With these preliminary facts in mind, the question under the statute remains as to whether the convenience of the parties and witnesses, in the interest of justice, are best served in retaining jurisdiction in this District or transferring the case to Illinois.
*550 So far as here appears, no identified witness is required by the plaintiff to prove his case other than for formal proof of documents, or to meet some defense or counterclaim not yet developed. It is apparent, of course, that it would be more convenient for an official to come from Washington, D. C. to Wilmington, Delaware than to go from Washington, D. C. to Chicago, Illinois. This convenience or inconvenience must be contrasted to the convenience or inconvenience of others.
For the defendant it appears that a number of named witnesses live in or near Chicago and other identified witnesses are in Cleveland, Ohio. Among the witnesses in Chicago is the former president of the defendant company, by whom the original contract of December 2, 1933 was negotiated. He is the only witness in that connection. I am informed that this prospective witness has been compelled to cease all business activities because of ill health, and that a compulsory trip from Chicago to Wilmington, in connection with his appearance in Court, would be highly dangerous to his physical well being. This is countered by a suggestion of the plaintiff that the testimony of the witnesses could be taken by deposition. The advantages of personal appearance of a witness over testimony by deposition as affecting both the interest of the parties and the performance of duties by the trial tribunal are so evident as to foreclose discussion. A party may not have the absolute right in all cases to secure or have available the personal attendance of witnesses but the desirability of so doing is beyond question and the convenience of personal attendance is an especial matter of consideration under the statute.

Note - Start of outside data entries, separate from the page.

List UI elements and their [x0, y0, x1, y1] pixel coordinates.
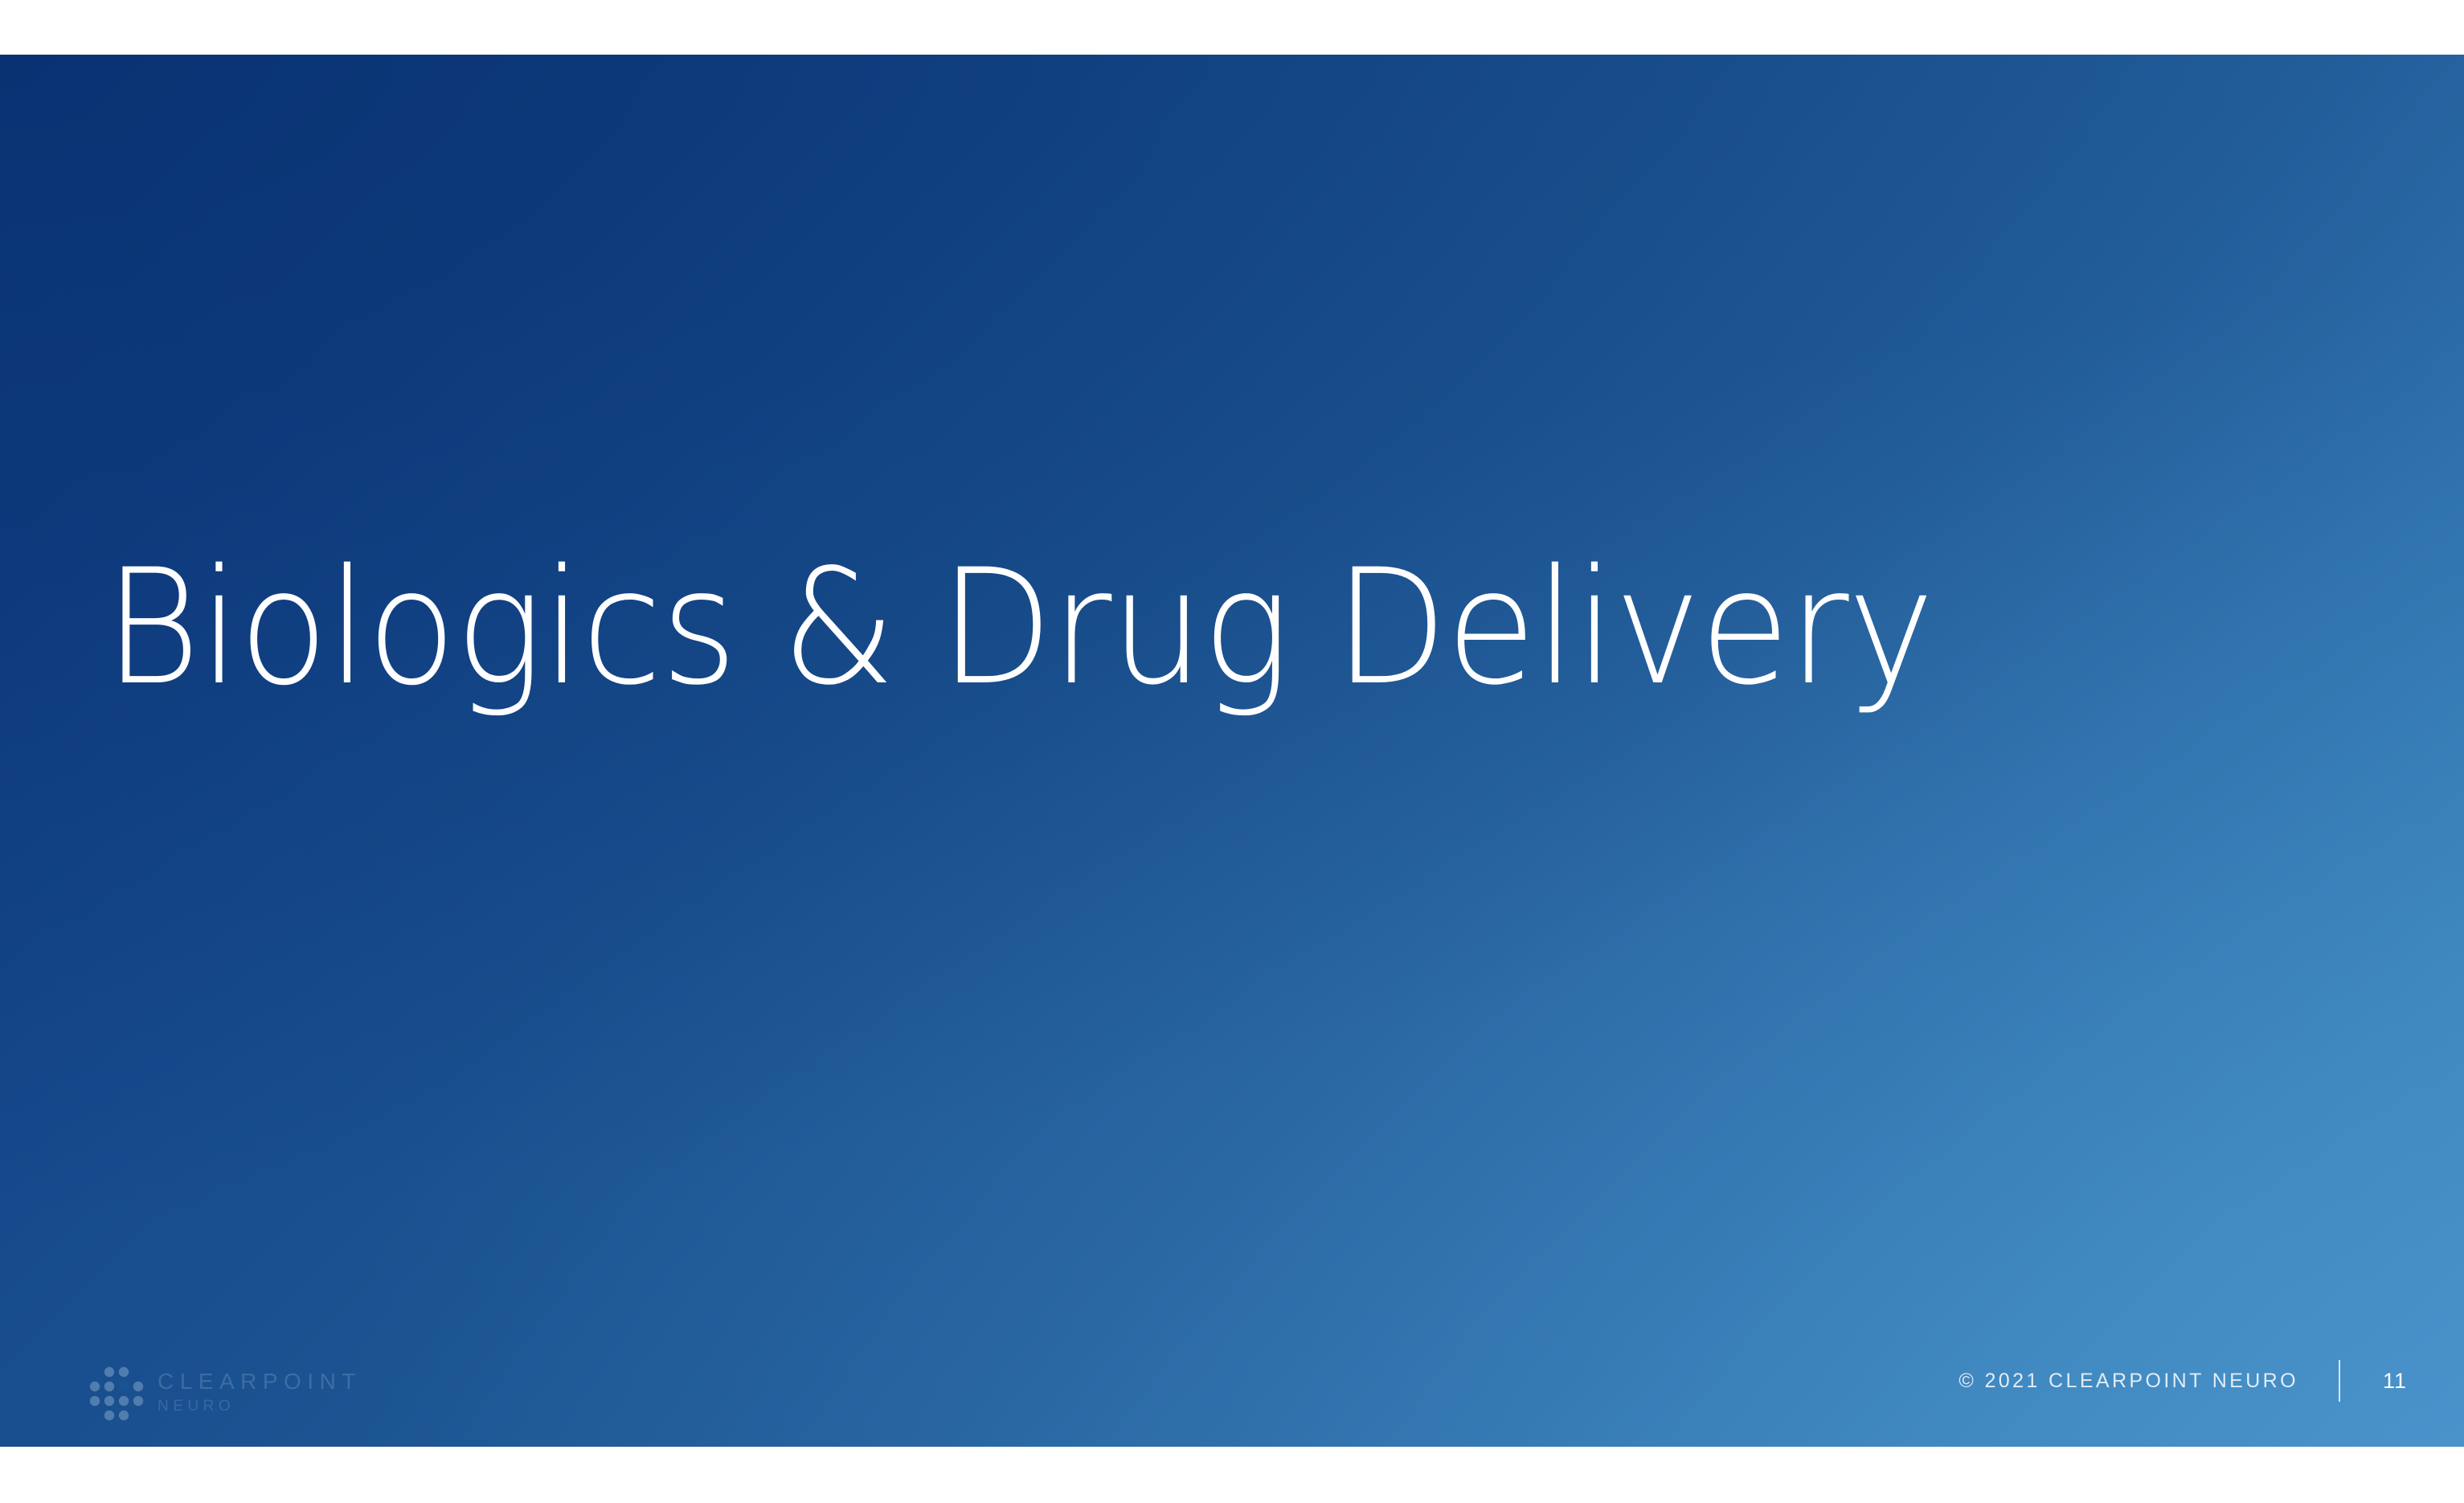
slide-footer: © 2021 CLEARPOINT NEURO 11: [1959, 1353, 2411, 1409]
page-title: Biologics & Drug Delivery: [104, 543, 1953, 712]
logo-name: CLEARPOINT: [158, 1370, 362, 1393]
dot-diamond-icon: [87, 1363, 146, 1423]
page-number: 11: [2379, 1369, 2411, 1394]
title-block: Biologics & Drug Delivery: [104, 543, 2114, 712]
logo-subname: NEURO: [158, 1399, 362, 1414]
brand-logo: CLEARPOINT NEURO: [87, 1357, 424, 1429]
logo-wordmark: CLEARPOINT NEURO: [158, 1370, 362, 1415]
slide-page: Biologics & Drug Delivery: [0, 0, 2464, 1503]
copyright-text: © 2021 CLEARPOINT NEURO: [1959, 1370, 2298, 1393]
slide-background: Biologics & Drug Delivery: [0, 55, 2464, 1447]
footer-divider: [2339, 1360, 2340, 1402]
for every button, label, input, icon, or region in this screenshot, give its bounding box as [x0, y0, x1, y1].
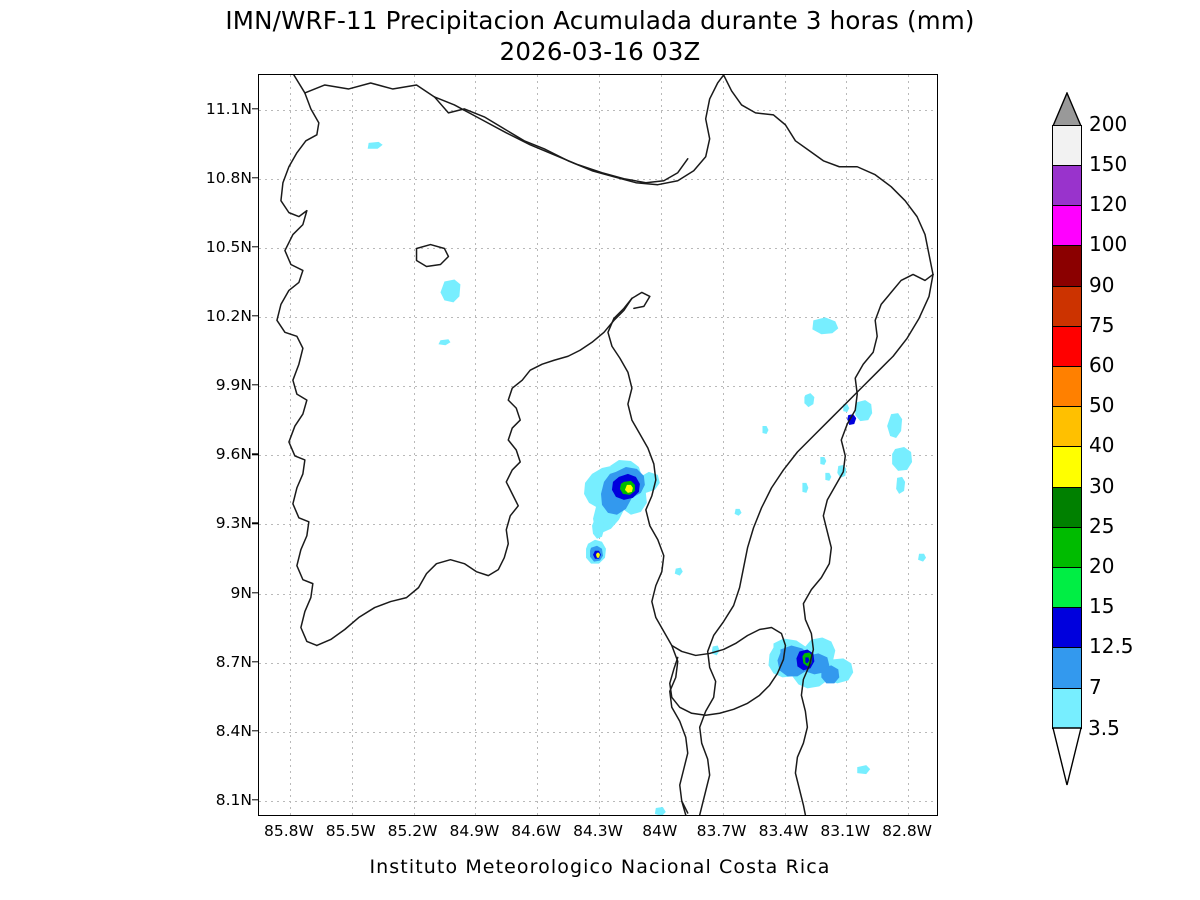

All of the present officers and prospective witnesses of the defendant company are in Chicago. These officers executed a supplemental contract between the parties in 1935. The two licensees are located in Cleveland where all their officers and employees reside and the records are kept. Chicago appears to be some 200 rail miles closer and more convenient to Cleveland than is Wilmington, Delaware.
It is not clear that any questions of local Illinois law will arise in connection with the agreement of December 2, 1933, but that agreement expressly provides that all questions in connection therewith shall be determined by the law of Illinois.
I am clear that the convenience of witnesses and in the interest of justice, the case should be transferred to the District of Illinois, Eastern Division. This conclusion is consistent with other recent cases in this Court. Cinema Amusements, Inc., v. Loew's, Inc., D.C., 85 F. Supp. 319; Paragon-Revolute Corp. v. C. F. Pease Co., D.C., 120 F. Supp. 488; General Felt Products Co. v. Allen Industries, Inc., D.C., 120 F. Supp. 491; Busch v. Reiss S. S. Co., D.C., 120 F. Supp. 886.
An appropriate order may be submitted.NOTES
 "For the convenience of parties and witnesses, in the interest of justice, a district court may transfer any civil action to any other district or division where it might have been brought."
 28 U.S.C. § 1391(c).
 50 U.S.C.A.Appendix, § 1 et seq.
 Executive Order No. 9788, 50 U.S.C.A. Appendix, § 6 note, 11 Fed.Reg. 11,981.